Figure 4. Impact of implantation technique on adverse cardiac events during follow-up. Rates of TLR and scaffold thrombosis in groups formed according to the technique used during BRS implantation. PSP: predilate, size and post-dilate; TLR: target lesion revascularisation. Adapted from: Everolimus eluting BRS. Impact of lesions complexity on clinical outcome and predictors of adverse cardiac events at long term follow-up. Suarez de Lezo et al10.

Figure 5. Impact of lesion complexity on adverse cardiac events during follow-up. Rates of TLR and scaffold thrombosis according to the type of lesion (left panel) and Kaplan-Meier curves of time to events for groups formed according to lesion complexity (right panel). Adapted from: Everolimus eluting BRS. Impact of lesions complexity on clinical outcome and predictors of adverse cardiac events at long term follow-up. Suarez de Lezo et al10.

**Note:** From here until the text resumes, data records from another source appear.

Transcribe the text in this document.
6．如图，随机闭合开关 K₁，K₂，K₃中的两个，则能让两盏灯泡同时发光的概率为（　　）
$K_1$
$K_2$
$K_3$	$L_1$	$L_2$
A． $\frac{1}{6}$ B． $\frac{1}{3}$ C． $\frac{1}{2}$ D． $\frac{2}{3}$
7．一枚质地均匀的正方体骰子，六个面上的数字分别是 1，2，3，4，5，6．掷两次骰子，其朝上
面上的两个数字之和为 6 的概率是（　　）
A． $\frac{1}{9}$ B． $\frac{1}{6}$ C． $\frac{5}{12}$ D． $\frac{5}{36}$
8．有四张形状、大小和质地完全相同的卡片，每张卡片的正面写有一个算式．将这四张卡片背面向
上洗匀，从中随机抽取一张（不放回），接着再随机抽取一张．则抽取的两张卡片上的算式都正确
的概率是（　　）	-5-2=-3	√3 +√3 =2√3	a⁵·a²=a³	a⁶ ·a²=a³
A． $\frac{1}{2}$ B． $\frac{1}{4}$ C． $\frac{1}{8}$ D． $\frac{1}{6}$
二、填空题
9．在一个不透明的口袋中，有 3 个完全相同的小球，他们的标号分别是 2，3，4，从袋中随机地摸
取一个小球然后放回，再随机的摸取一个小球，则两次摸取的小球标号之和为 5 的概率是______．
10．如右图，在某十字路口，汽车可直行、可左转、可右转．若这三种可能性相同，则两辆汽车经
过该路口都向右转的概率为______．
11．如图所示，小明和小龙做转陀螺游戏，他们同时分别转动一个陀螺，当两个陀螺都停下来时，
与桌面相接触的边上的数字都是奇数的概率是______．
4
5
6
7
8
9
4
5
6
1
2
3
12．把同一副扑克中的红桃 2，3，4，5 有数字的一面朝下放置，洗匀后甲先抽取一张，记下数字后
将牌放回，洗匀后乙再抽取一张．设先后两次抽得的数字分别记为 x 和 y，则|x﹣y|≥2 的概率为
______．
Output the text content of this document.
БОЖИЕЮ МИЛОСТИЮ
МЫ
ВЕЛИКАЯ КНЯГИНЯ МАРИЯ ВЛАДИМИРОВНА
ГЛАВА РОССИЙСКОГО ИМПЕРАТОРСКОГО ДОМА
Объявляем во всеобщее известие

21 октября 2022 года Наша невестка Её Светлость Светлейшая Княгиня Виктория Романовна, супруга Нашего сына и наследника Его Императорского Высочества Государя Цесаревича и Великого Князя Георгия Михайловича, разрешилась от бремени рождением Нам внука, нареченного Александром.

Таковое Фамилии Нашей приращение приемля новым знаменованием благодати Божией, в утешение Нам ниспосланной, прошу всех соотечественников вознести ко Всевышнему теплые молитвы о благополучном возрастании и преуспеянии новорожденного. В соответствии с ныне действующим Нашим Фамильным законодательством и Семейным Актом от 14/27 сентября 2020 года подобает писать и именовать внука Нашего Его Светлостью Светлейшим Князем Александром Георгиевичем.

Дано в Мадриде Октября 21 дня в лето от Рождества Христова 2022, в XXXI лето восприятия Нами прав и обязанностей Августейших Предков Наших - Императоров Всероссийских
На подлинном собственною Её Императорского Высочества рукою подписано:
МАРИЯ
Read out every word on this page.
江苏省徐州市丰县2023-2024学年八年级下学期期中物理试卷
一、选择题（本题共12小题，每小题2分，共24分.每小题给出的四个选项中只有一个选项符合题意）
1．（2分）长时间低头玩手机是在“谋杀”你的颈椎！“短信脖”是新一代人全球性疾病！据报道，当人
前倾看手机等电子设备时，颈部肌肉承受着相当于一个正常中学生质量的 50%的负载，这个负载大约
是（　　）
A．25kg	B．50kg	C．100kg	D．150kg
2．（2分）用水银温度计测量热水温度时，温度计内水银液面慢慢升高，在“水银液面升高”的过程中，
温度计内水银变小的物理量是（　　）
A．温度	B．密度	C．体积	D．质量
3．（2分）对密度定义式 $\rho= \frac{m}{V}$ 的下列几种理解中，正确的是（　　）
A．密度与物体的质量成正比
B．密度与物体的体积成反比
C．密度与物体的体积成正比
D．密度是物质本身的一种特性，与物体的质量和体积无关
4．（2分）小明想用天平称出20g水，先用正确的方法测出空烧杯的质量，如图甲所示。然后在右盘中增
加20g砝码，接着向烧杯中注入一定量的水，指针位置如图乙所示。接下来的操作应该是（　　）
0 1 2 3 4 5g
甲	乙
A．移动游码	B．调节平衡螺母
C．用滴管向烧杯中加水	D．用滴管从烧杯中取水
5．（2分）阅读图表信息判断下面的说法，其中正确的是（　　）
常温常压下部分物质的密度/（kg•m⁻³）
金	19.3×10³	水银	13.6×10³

This observation suggests that, if you do not prepare the lesion properly, and you insert your BRS and realise that you have not achieved full expansion, then the post-dilatation will not correct the problem in this subgroup. That would explain why this group had the worst outcome. Conversely, if it is a soft lesion, probably the direct BRS might do the trick, but this remains unpredictable and thus unsafe. At that point of the meeting, there was a long discussion about the appropriate moment to perform the intravascular imaging and a kind of consensus in the auditorium emerged, indicating that preparation should be first. When the preparation is adequate with full deployment, then the sizing should be performed, preferably with OCT, and only then should the scaffold be implanted. This is because the function of the scaffold is to tackle the disruption/dissection of the predilated/prepared lesion, not to dilate non-dilatable lesions. So, although they had no multivariate analysis and the statistical approach was rather simplistic, they concluded that diabetes mellitus, the use of clopidogrel, low ejection fraction and direct implantation followed by balloon post-dilatation increased the risk of BVS thrombosis. Further statistical treatment of these data should be conducted.

Conclusions

These two- to three-year follow-up reports seem to be heterogeneous; we went from the best result to the worst result and obviously the populations recruited were probably not really all-comers, real-world, consecutive patients, taking into account the large number of patients treated by these operators in the interventional suites during a period of one to three years and the relatively limited number of patients included in these registries. In the absence of a comparator, every number looks good, but the major finding of the randomised trials has been the exceptional track record of the XIENCE stent. The general impression was nevertheless that a very good technique plays a role and, from that point of view, the Milan group somewhat overshadowed the other series by their exceptional results. History has shown us many times that Antonio Colombo and his group were right in terms of treatment, using either bare metal or drug-eluting stents or now BRS. When this series is submitted to a peer review process, a combination of critical comments will certainly emerge but nevertheless on that day I learned a lot and I suspect that, with improved BRS technology and careful BRS implantation, probably monitored and guided by OCT, we will reach the “promised land”, which is not for tomorrow but for the day after.

Conflict of interest statement

P W. Serruys and Y. Onuma are members of the international advisory board for Abbott Vascular. A. Katsikis has no conflicts of interest to declare.